Universities will also be able to submit qualitative and quantitative evidence of up to 15 pages to explain and contextualise their metrics. This is where it gets sticky: will the people with the highest quality teaching and learning shine through or will the people with the best stories and prettiest data win in the end?
The fluidity of metrics allows for more wiggle room than the government thinks and that wiggle room will allow for gaming the new system, no matter what the white paper claims. For example, there is the possibility of linking data that measures what has happened with events that may or may not be related – such as tracking a student’s participation in online discussions and their ratings of the way their lecturers use technology.
What metrics miss out
Yet teaching and learning are more than just analytics. It is not possible to measure good teaching by simply looking at lecture attendance or examining how many pages a student read on an e-text.
Current practices in learning analytics are focused on exploring big data, something that students produce en masse. One example of this is keeping track of attendance at lectures, correlating that with the number of hours spent reading an e-textbook, and using that data to predict success on a specific assessment. This can’t be linked to employability, nor can it be linked to the relative excellence of the instructor. Likewise, teaching intensity cannot be linked to a specific number of hours or type of teaching style.

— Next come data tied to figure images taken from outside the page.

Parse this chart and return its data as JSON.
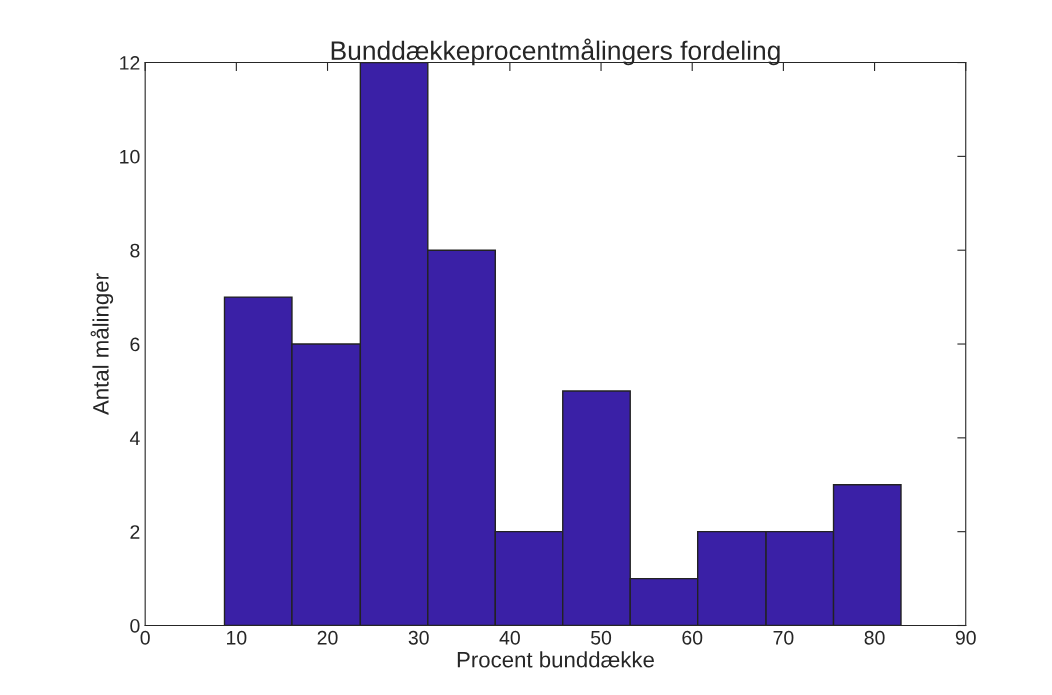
{
  "chart_data": {
    "type": "histogram",
    "title": "Bunddækkeprocentmålingers fordeling",
    "xlabel": "Procent bunddække",
    "ylabel": "Antal målinger",
    "bins": [
      8.7,
      16.1,
      23.6,
      31.0,
      38.4,
      45.8,
      53.2,
      60.6,
      68.1,
      75.5,
      82.9
    ],
    "values": [
      7,
      6,
      12,
      8,
      2,
      5,
      1,
      2,
      2,
      3
    ],
    "color": "#3a20a6",
    "xlim": [
      0,
      90
    ],
    "xticks": [
      0,
      10,
      20,
      30,
      40,
      50,
      60,
      70,
      80,
      90
    ],
    "ylim": [
      0,
      12
    ],
    "yticks": [
      0,
      2,
      4,
      6,
      8,
      10,
      12
    ],
    "grid": false
  }
}
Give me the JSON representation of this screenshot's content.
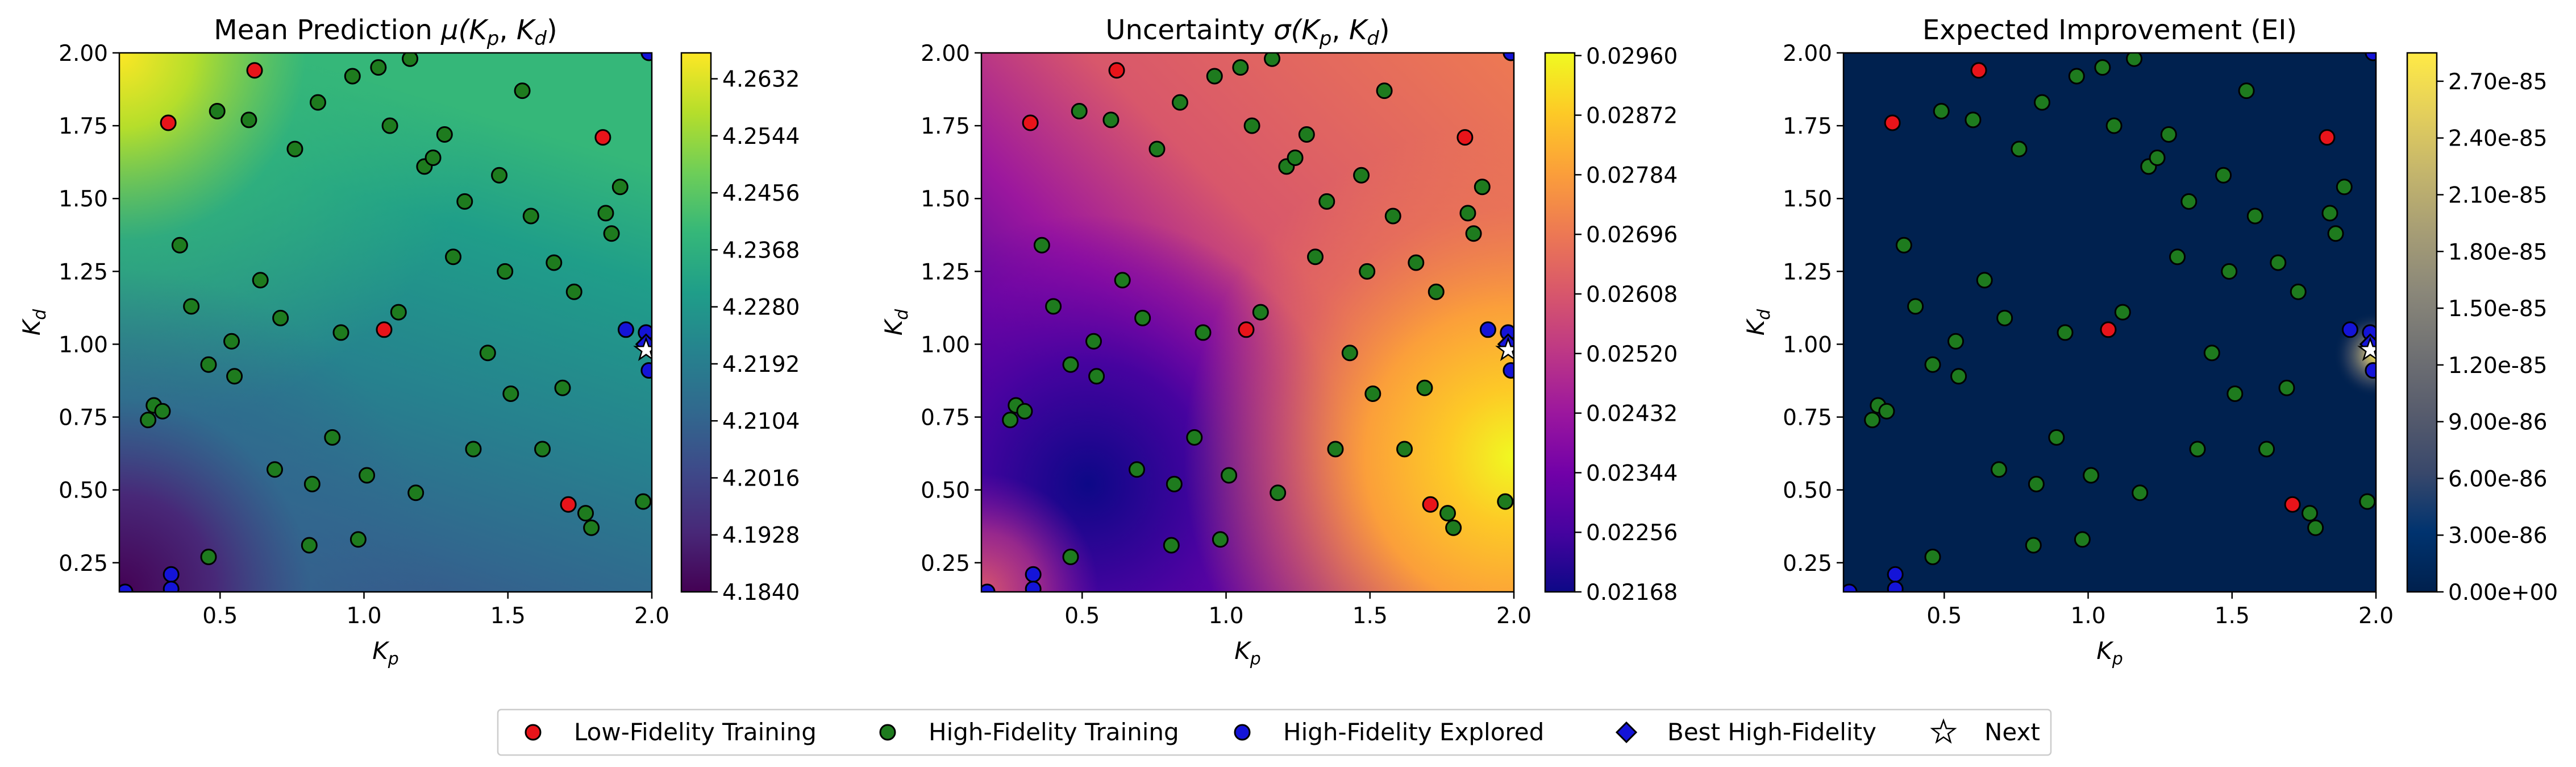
{
  "chart_data": [
    {
      "type": "heatmap",
      "title_prefix": "Mean Prediction ",
      "title_math": "μ(",
      "xlabel": "K",
      "xlabel_sub": "p",
      "ylabel": "K",
      "ylabel_sub": "d",
      "xlim": [
        0.15,
        2.0
      ],
      "ylim": [
        0.15,
        2.0
      ],
      "xticks": [
        "0.5",
        "1.0",
        "1.5",
        "2.0"
      ],
      "yticks": [
        "0.25",
        "0.50",
        "0.75",
        "1.00",
        "1.25",
        "1.50",
        "1.75",
        "2.00"
      ],
      "colormap": "viridis",
      "colorbar_ticks": [
        "4.1840",
        "4.1928",
        "4.2016",
        "4.2104",
        "4.2192",
        "4.2280",
        "4.2368",
        "4.2456",
        "4.2544",
        "4.2632"
      ],
      "colorbar_range": [
        4.184,
        4.2672
      ]
    },
    {
      "type": "heatmap",
      "title_prefix": "Uncertainty ",
      "title_math": "σ(",
      "xlabel": "K",
      "xlabel_sub": "p",
      "ylabel": "K",
      "ylabel_sub": "d",
      "xlim": [
        0.15,
        2.0
      ],
      "ylim": [
        0.15,
        2.0
      ],
      "xticks": [
        "0.5",
        "1.0",
        "1.5",
        "2.0"
      ],
      "yticks": [
        "0.25",
        "0.50",
        "0.75",
        "1.00",
        "1.25",
        "1.50",
        "1.75",
        "2.00"
      ],
      "colormap": "plasma",
      "colorbar_ticks": [
        "0.02168",
        "0.02256",
        "0.02344",
        "0.02432",
        "0.02520",
        "0.02608",
        "0.02696",
        "0.02784",
        "0.02872",
        "0.02960"
      ],
      "colorbar_range": [
        0.02168,
        0.02964
      ]
    },
    {
      "type": "heatmap",
      "title_prefix": "Expected Improvement (EI)",
      "title_math": "",
      "xlabel": "K",
      "xlabel_sub": "p",
      "ylabel": "K",
      "ylabel_sub": "d",
      "xlim": [
        0.15,
        2.0
      ],
      "ylim": [
        0.15,
        2.0
      ],
      "xticks": [
        "0.5",
        "1.0",
        "1.5",
        "2.0"
      ],
      "yticks": [
        "0.25",
        "0.50",
        "0.75",
        "1.00",
        "1.25",
        "1.50",
        "1.75",
        "2.00"
      ],
      "colormap": "cividis",
      "colorbar_ticks": [
        "0.00e+00",
        "3.00e-86",
        "6.00e-86",
        "9.00e-86",
        "1.20e-85",
        "1.50e-85",
        "1.80e-85",
        "2.10e-85",
        "2.40e-85",
        "2.70e-85"
      ],
      "colorbar_range": [
        0,
        2.85e-85
      ]
    }
  ],
  "title_math_parts": {
    "K": "K",
    "p": "p",
    "d": "d",
    "comma": ", ",
    "close": ")"
  },
  "points": {
    "low_fidelity": [
      [
        0.32,
        1.76
      ],
      [
        0.62,
        1.94
      ],
      [
        1.07,
        1.05
      ],
      [
        1.71,
        0.45
      ],
      [
        1.83,
        1.71
      ]
    ],
    "high_fidelity": [
      [
        0.25,
        0.74
      ],
      [
        0.27,
        0.79
      ],
      [
        0.3,
        0.77
      ],
      [
        0.36,
        1.34
      ],
      [
        0.4,
        1.13
      ],
      [
        0.46,
        0.93
      ],
      [
        0.46,
        0.27
      ],
      [
        0.49,
        1.8
      ],
      [
        0.54,
        1.01
      ],
      [
        0.55,
        0.89
      ],
      [
        0.6,
        1.77
      ],
      [
        0.64,
        1.22
      ],
      [
        0.69,
        0.57
      ],
      [
        0.71,
        1.09
      ],
      [
        0.76,
        1.67
      ],
      [
        0.81,
        0.31
      ],
      [
        0.82,
        0.52
      ],
      [
        0.84,
        1.83
      ],
      [
        0.89,
        0.68
      ],
      [
        0.92,
        1.04
      ],
      [
        0.96,
        1.92
      ],
      [
        0.98,
        0.33
      ],
      [
        1.01,
        0.55
      ],
      [
        1.05,
        1.95
      ],
      [
        1.09,
        1.75
      ],
      [
        1.12,
        1.11
      ],
      [
        1.16,
        1.98
      ],
      [
        1.18,
        0.49
      ],
      [
        1.21,
        1.61
      ],
      [
        1.24,
        1.64
      ],
      [
        1.28,
        1.72
      ],
      [
        1.31,
        1.3
      ],
      [
        1.35,
        1.49
      ],
      [
        1.38,
        0.64
      ],
      [
        1.43,
        0.97
      ],
      [
        1.47,
        1.58
      ],
      [
        1.49,
        1.25
      ],
      [
        1.51,
        0.83
      ],
      [
        1.55,
        1.87
      ],
      [
        1.58,
        1.44
      ],
      [
        1.62,
        0.64
      ],
      [
        1.66,
        1.28
      ],
      [
        1.69,
        0.85
      ],
      [
        1.73,
        1.18
      ],
      [
        1.77,
        0.42
      ],
      [
        1.79,
        0.37
      ],
      [
        1.84,
        1.45
      ],
      [
        1.86,
        1.38
      ],
      [
        1.89,
        1.54
      ],
      [
        1.97,
        0.46
      ]
    ],
    "high_fidelity_explored": [
      [
        0.17,
        0.15
      ],
      [
        0.33,
        0.21
      ],
      [
        0.33,
        0.16
      ],
      [
        1.91,
        1.05
      ],
      [
        1.98,
        1.04
      ],
      [
        1.99,
        0.91
      ],
      [
        1.99,
        2.0
      ]
    ],
    "best_high_fidelity": [
      1.98,
      1.0
    ],
    "next": [
      1.98,
      0.98
    ]
  },
  "legend": {
    "items": [
      {
        "label": "Low-Fidelity Training",
        "marker": "circle",
        "color": "#e8141a"
      },
      {
        "label": "High-Fidelity Training",
        "marker": "circle",
        "color": "#1e7b1e"
      },
      {
        "label": "High-Fidelity Explored",
        "marker": "circle",
        "color": "#1414d8"
      },
      {
        "label": "Best High-Fidelity",
        "marker": "diamond",
        "color": "#1414d8"
      },
      {
        "label": "Next",
        "marker": "star",
        "color": "#ffffff"
      }
    ]
  }
}
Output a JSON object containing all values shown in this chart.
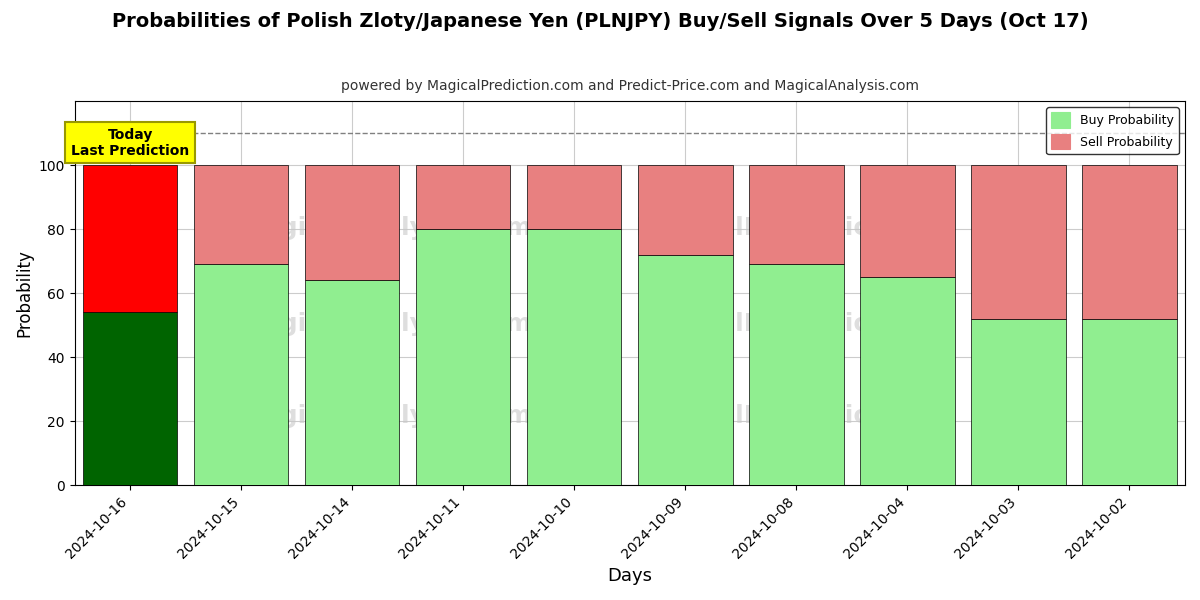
{
  "title": "Probabilities of Polish Zloty/Japanese Yen (PLNJPY) Buy/Sell Signals Over 5 Days (Oct 17)",
  "subtitle": "powered by MagicalPrediction.com and Predict-Price.com and MagicalAnalysis.com",
  "xlabel": "Days",
  "ylabel": "Probability",
  "dates": [
    "2024-10-16",
    "2024-10-15",
    "2024-10-14",
    "2024-10-11",
    "2024-10-10",
    "2024-10-09",
    "2024-10-08",
    "2024-10-04",
    "2024-10-03",
    "2024-10-02"
  ],
  "buy_values": [
    54,
    69,
    64,
    80,
    80,
    72,
    69,
    65,
    52,
    52
  ],
  "sell_values": [
    46,
    31,
    36,
    20,
    20,
    28,
    31,
    35,
    48,
    48
  ],
  "buy_colors": [
    "#006400",
    "#90EE90",
    "#90EE90",
    "#90EE90",
    "#90EE90",
    "#90EE90",
    "#90EE90",
    "#90EE90",
    "#90EE90",
    "#90EE90"
  ],
  "sell_colors": [
    "#FF0000",
    "#E88080",
    "#E88080",
    "#E88080",
    "#E88080",
    "#E88080",
    "#E88080",
    "#E88080",
    "#E88080",
    "#E88080"
  ],
  "today_label": "Today\nLast Prediction",
  "today_label_bg": "#FFFF00",
  "legend_buy_color": "#90EE90",
  "legend_sell_color": "#E88080",
  "legend_buy_label": "Buy Probability",
  "legend_sell_label": "Sell Probability",
  "ylim": [
    0,
    120
  ],
  "yticks": [
    0,
    20,
    40,
    60,
    80,
    100
  ],
  "dashed_line_y": 110,
  "background_color": "#ffffff",
  "grid_color": "#cccccc",
  "bar_edge_color": "#000000",
  "bar_edge_width": 0.5,
  "bar_width": 0.85,
  "title_fontsize": 14,
  "subtitle_fontsize": 10,
  "xlabel_fontsize": 13,
  "ylabel_fontsize": 12,
  "tick_fontsize": 10
}
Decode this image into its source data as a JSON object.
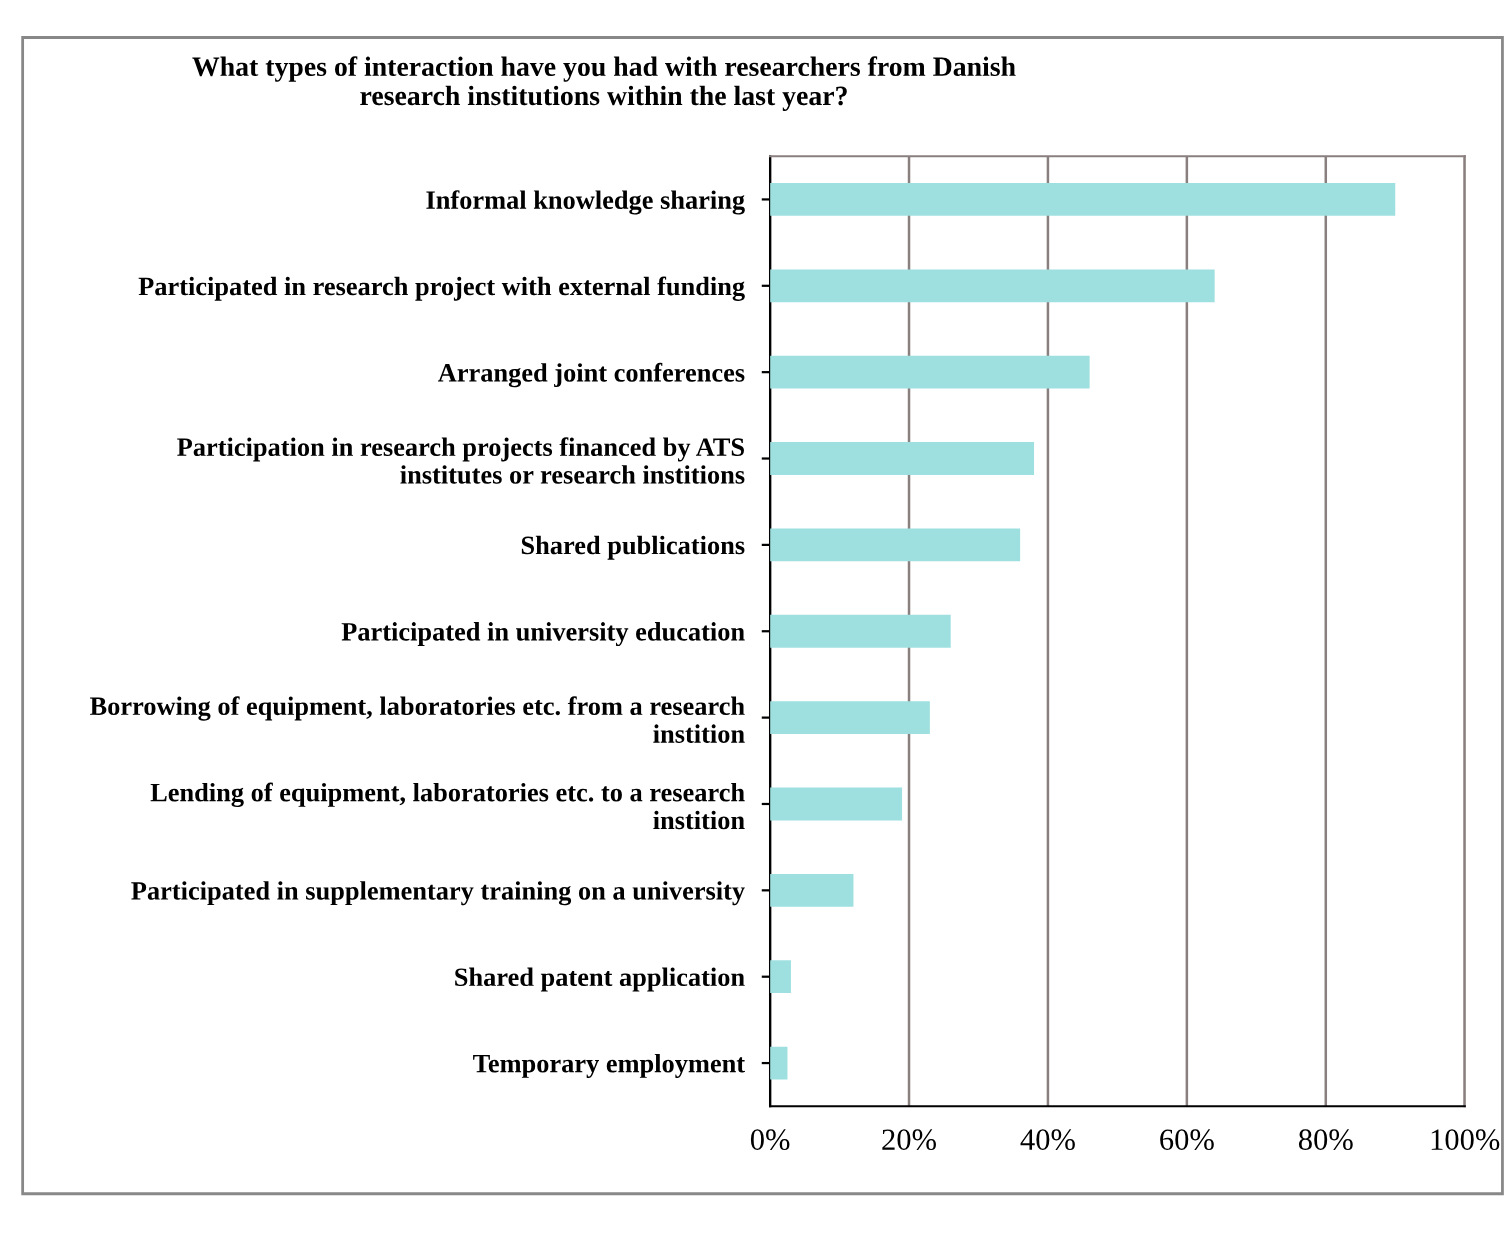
{
  "chart_data": {
    "type": "bar",
    "orientation": "horizontal",
    "title": "What types of interaction have you had with researchers from Danish\nresearch institutions within the last year?",
    "categories": [
      "Informal knowledge sharing",
      "Participated in research project with external funding",
      "Arranged joint conferences",
      "Participation in research projects financed by ATS\ninstitutes or research institions",
      "Shared publications",
      "Participated in university education",
      "Borrowing of equipment, laboratories etc. from a research\ninstition",
      "Lending of equipment, laboratories etc. to a research\ninstition",
      "Participated in supplementary training on a university",
      "Shared patent application",
      "Temporary employment"
    ],
    "values": [
      90,
      64,
      46,
      38,
      36,
      26,
      23,
      19,
      12,
      3,
      2.5
    ],
    "color": "#9ee0df",
    "xlim": [
      0,
      100
    ],
    "xticks": [
      {
        "value": 0,
        "label": "0%"
      },
      {
        "value": 20,
        "label": "20%"
      },
      {
        "value": 40,
        "label": "40%"
      },
      {
        "value": 60,
        "label": "60%"
      },
      {
        "value": 80,
        "label": "80%"
      },
      {
        "value": 100,
        "label": "100%"
      }
    ],
    "grid": "x",
    "legend": false
  }
}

What makes a great teacher? Matej Kastelic/www.shutterstock.com
Research into learning analytics is growing apace but is still nascent – so it is a problem that politicians have decided to use it as a promised messiah to define and measure excellence.
This is not to say that learning analytics are not useful – they are very good at doing specific things that can possibly improve the student experience. For example, metrics can identify students who do not access the class materials or attend the lectures. These students can be taken aside and asked if they need additional support.
But here is the conundrum: there is no empirical data that says that all students who display these behaviours need additional support. Learning analytics are increasingly being seen as a universal panacea for anything that may ail education. But this has not proven true in the last ten years: we have terabytes of big data on student learning but very little empirical research on its actual impact. Outputs and outcomes in terms of lectures attended are not measures of impact on the individual lives of university students.
The introduction of learning analytics as a measure of teaching excellence will have one definitive outcome: spurious correlations. Lest we forget, correlation does not equal causation and the best that learning analytics can currently do is correlate that more years of completed education correlate to a higher graduate earning potential. That is not enough to undermine the years of educational research that stresses the importance of relationships and presence of teachers in the classroom.
Game on
Suggesting that universities use solely qualitative measures to examine teaching and learning is not practical, but there needs to be a balance between what the statistics may reveal and the actual teaching and learning experience.
The government has charged the Higher Education Funding Council for England – now to be subsumed into a new body called UK Research and Innovation – with the task of developing a system of checks and balances to measure teaching excellence so that universities do not try and game the system. These measures are slated to go live in year three of the TEF roll out.
The next three years are likely to see a rash of university policy and practice that will not encourage collegiality – nor will it help to build bridges between innovative teaching practice and quality learning. Instead it may produce the same wheeling and dealing that the Research Excellence Framework does, except this will be much more frequent. The game has officially changed.